A silvicultura, principalmente voltada para o cultivo de eucalipto, tem atraído investimentos bilionários e gerado empregos na região, de acordo com a Federação da Agricultura e Pecuária do Estado de Minas Gerais (Faemg).

O eucalipto, amplamente cultivado no estado, é fundamental para a produção de papel, carvão vegetal e bioenergia, e se tornou um pilar para a economia local.

Além disso, o setor florestal mineiro impulsiona a economia de várias maneiras, já que o setor emprega tanto nas indústrias quanto nas áreas de cultivo, promovendo desenvolvimento regional.

Minas também possui uma diversificação na produção de madeira, com destaque para madeiras nobres utilizadas em móveis, construção civil e decoração, cuja valorização pode chegar a três vezes o preço das madeiras convencionais. Esse segmento de madeiras nobres ainda tem um grande potencial de crescimento no estado, abrindo novas oportunidades de mercado.

Dados do Instituto Brasileiro de Geografia e Estatística (IBGE) confirmam a relevância de Minas Gerais na produção florestal: em 2023, o estado liderou o setor de silvicultura, atingindo R$ 8,3 bilhões em valor de produção, representando 26% do total nacional. O Paraná vem em seguida, com uma produção de R$ 5,1 bilhões.

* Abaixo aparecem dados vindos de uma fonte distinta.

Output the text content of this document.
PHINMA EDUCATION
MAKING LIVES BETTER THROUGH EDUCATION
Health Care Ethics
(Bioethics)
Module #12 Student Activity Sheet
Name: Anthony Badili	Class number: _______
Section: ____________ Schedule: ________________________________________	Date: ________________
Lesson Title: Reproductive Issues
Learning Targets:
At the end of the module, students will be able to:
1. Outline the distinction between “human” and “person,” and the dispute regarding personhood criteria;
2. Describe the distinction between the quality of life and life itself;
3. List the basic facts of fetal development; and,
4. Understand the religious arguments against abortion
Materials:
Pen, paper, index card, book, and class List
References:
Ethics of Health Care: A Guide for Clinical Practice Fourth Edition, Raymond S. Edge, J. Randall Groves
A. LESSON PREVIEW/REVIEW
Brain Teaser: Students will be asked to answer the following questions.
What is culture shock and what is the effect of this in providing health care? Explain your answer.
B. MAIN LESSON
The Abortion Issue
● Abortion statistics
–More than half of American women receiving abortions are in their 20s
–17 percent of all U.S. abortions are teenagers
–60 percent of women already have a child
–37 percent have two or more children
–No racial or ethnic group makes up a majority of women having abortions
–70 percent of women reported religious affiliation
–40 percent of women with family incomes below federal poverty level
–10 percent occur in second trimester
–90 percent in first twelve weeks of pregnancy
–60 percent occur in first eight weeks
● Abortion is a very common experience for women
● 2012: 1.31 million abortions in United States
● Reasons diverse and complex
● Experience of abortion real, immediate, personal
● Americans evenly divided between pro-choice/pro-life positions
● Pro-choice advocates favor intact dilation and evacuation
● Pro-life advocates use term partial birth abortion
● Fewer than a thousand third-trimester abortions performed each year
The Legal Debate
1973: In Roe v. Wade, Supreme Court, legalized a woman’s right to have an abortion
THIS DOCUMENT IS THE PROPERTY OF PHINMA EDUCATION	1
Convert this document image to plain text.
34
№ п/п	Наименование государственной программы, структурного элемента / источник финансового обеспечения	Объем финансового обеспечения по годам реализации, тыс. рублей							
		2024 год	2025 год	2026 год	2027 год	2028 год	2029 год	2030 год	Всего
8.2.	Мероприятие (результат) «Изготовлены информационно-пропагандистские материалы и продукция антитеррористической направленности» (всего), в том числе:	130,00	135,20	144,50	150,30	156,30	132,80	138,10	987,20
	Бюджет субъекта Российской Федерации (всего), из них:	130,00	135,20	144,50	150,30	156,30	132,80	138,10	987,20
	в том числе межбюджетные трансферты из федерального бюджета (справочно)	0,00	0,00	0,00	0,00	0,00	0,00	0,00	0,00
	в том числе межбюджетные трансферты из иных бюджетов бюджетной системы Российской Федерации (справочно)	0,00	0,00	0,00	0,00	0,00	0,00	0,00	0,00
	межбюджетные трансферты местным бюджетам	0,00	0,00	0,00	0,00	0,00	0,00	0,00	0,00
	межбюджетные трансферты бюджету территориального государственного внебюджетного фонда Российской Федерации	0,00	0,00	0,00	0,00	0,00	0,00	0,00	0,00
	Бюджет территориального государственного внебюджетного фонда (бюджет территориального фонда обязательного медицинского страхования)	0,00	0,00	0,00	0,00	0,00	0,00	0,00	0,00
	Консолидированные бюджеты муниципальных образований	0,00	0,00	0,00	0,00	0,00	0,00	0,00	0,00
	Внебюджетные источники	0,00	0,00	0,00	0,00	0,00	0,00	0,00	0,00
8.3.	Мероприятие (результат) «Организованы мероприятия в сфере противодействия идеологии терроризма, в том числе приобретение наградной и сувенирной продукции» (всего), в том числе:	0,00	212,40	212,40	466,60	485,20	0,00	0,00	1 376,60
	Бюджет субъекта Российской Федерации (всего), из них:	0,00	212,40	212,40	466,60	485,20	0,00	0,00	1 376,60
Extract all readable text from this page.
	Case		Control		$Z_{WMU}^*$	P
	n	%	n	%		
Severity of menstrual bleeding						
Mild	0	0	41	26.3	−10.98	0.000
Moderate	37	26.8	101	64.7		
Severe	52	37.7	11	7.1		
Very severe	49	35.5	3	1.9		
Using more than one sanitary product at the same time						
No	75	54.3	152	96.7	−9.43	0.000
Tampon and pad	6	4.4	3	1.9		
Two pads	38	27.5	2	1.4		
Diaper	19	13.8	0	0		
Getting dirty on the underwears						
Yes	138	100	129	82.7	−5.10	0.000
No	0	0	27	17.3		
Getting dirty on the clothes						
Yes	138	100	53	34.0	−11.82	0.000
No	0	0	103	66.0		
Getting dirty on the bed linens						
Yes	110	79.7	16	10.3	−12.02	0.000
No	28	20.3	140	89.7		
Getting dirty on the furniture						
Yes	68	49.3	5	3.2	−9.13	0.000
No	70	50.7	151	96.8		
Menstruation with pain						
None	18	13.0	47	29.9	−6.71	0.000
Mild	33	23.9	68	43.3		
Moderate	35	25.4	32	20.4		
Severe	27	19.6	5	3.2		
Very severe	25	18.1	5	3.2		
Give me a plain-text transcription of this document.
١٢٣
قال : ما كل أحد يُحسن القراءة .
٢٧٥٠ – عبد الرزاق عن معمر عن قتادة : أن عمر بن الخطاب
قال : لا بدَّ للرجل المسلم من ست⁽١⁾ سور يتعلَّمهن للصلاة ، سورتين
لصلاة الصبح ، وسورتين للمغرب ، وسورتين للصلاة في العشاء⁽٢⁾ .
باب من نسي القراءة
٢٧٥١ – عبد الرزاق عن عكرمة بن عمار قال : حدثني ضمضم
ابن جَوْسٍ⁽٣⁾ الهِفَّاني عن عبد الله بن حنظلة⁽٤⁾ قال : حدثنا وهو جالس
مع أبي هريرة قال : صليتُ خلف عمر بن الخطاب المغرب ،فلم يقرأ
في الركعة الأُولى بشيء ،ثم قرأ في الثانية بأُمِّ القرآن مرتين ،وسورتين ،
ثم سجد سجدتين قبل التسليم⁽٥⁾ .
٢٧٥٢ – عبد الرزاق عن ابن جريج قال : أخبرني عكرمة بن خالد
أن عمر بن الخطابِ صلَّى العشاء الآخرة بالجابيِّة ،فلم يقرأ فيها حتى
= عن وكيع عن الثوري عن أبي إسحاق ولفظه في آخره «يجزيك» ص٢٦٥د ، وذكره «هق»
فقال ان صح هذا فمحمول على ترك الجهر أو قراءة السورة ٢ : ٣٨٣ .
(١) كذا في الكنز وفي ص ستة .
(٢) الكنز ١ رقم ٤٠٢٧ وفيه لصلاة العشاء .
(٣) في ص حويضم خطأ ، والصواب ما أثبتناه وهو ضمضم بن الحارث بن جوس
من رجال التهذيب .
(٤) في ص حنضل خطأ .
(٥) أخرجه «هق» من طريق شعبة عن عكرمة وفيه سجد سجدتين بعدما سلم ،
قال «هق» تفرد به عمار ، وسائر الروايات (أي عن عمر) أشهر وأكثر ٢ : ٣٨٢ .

No contexto nacional, o setor florestal brasileiro registrou um crescimento de 11,2% em 2023, alcançando R$ 37,9 bilhões.

A silvicultura, voltada para florestas plantadas como eucalipto e pinus, responde por R$ 31,7 bilhões desse total, enquanto a extração vegetal representa R$ 6,2 bilhões.

As áreas de florestas plantadas ocupam cerca de 9,7 milhões de hectares no Brasil, com quase 70% concentradas nas regiões Sul e Sudeste, onde as condições climáticas favorecem a produtividade.

Esse cenário coloca o Brasil em posição de destaque internacional, especialmente no mercado de papel e celulose, em razão dos altos índices de produtividade alcançados com a silvicultura.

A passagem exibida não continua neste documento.